DTL down early on release of H1 results and outlook, but recovered well as day progressed. Revenue up 1.8%, Profit and dividend up 40%, expenses up 6%, all compared H1FY14 With dividend of 2.1c following a 3c final div paid in September, that puts the stock on a fully franked dividend yield of 6.9% over 12 months. That's the equivalent of about 9.8% in a bank account, but there's the risk to capital of course. 'Average daily cash balance' stable at about $61m in spite of $8m spent on investment and acquisition. Sounds optimistic on recent acquisition and investment; says "pipeline of sales building strongly" for both. Some commentators have been arguing for forced pick-up in IT investment by government, community, and business after long period of inactivity. Three out of four successes mentioned for H1 FY15 are non government: AMP Macquarie Centre 5 year contract that might extend to other centres St John Health care - wide range of product and services British American Tobacco - shift to long term contract Queensland Govt - something about being on the Cloud panel for infrastructure.

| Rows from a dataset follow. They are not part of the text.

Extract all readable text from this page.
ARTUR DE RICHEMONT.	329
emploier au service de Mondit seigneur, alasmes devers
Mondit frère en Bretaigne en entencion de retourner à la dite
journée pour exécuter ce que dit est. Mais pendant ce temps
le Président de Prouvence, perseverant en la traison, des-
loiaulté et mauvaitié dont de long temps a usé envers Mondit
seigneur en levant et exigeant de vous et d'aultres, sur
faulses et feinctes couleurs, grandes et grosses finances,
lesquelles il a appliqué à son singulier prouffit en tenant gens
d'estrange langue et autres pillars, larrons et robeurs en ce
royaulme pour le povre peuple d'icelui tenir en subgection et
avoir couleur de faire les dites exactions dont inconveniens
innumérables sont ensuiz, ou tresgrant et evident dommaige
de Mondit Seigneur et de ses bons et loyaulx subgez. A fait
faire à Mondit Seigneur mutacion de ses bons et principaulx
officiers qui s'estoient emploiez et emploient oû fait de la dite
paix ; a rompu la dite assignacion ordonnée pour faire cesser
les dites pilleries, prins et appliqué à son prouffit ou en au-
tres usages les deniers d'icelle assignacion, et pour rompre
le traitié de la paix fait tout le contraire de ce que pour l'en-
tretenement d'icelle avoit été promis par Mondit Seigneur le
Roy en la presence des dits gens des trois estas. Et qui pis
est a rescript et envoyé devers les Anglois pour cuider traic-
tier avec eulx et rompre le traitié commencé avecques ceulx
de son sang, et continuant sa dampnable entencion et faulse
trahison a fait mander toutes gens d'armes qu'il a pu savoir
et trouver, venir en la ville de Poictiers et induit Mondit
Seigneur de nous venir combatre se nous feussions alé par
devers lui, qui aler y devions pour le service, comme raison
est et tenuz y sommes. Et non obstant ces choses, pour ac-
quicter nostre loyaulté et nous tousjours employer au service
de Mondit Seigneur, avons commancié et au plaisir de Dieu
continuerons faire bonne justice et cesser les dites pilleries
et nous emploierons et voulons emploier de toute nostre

Priced at 1.25 bid I'm guessing still close to a 6% div yield on today's price, as i am assuming consistent payout from profits. Not confident share price will maintain this recent gain however. DTL rises back to mid 30's return on equity (ROE) based on today's guidance. IT sector has had some opportunities lately, check SMS Technology chart (SMX). Good divvy payers Sentiment for DTL: maybe worth a look for yield hunters if it pulls back 10% MARKET RELEASE today Data#3 performance continues to strengthen FY16 NPAT expected to be between $13.0 and $13.5 million, an increase of approximately 25% on the previous year's $10.6 million
Volume in Data #3 Ltd (DTL) second highest in a decade today. Buyers feasting after the flight reaction to poor H1 update announcement made after market close Friday. However, as a couple of posters elsewhere pointed out, the announcement should have come as little surprise given Dec guidance and reassurance. 19 Jan MARKET RELEASE Data#3 Limited 1H guidance update Data#3 Limited (DTL) has advised that, subject to audit, the consolidated net profit before tax for the first half of the 2018 financial year is estimated to be approximately $4.0 million. This is consistent with the previous trading update released on 15 December 2017. So, as stated, consistent with 15 Dec guidance and no revision made of H2 and FY2018 guidance which in a nutshell was: The company expects the first half profit to be substantially lower than the prior year’s record first half result. The second half performance, however, is expected to be strong and the company’s full year expectation remains to achieve its overall financial goal for FY18, being to improve on FY17’s best ever profit result.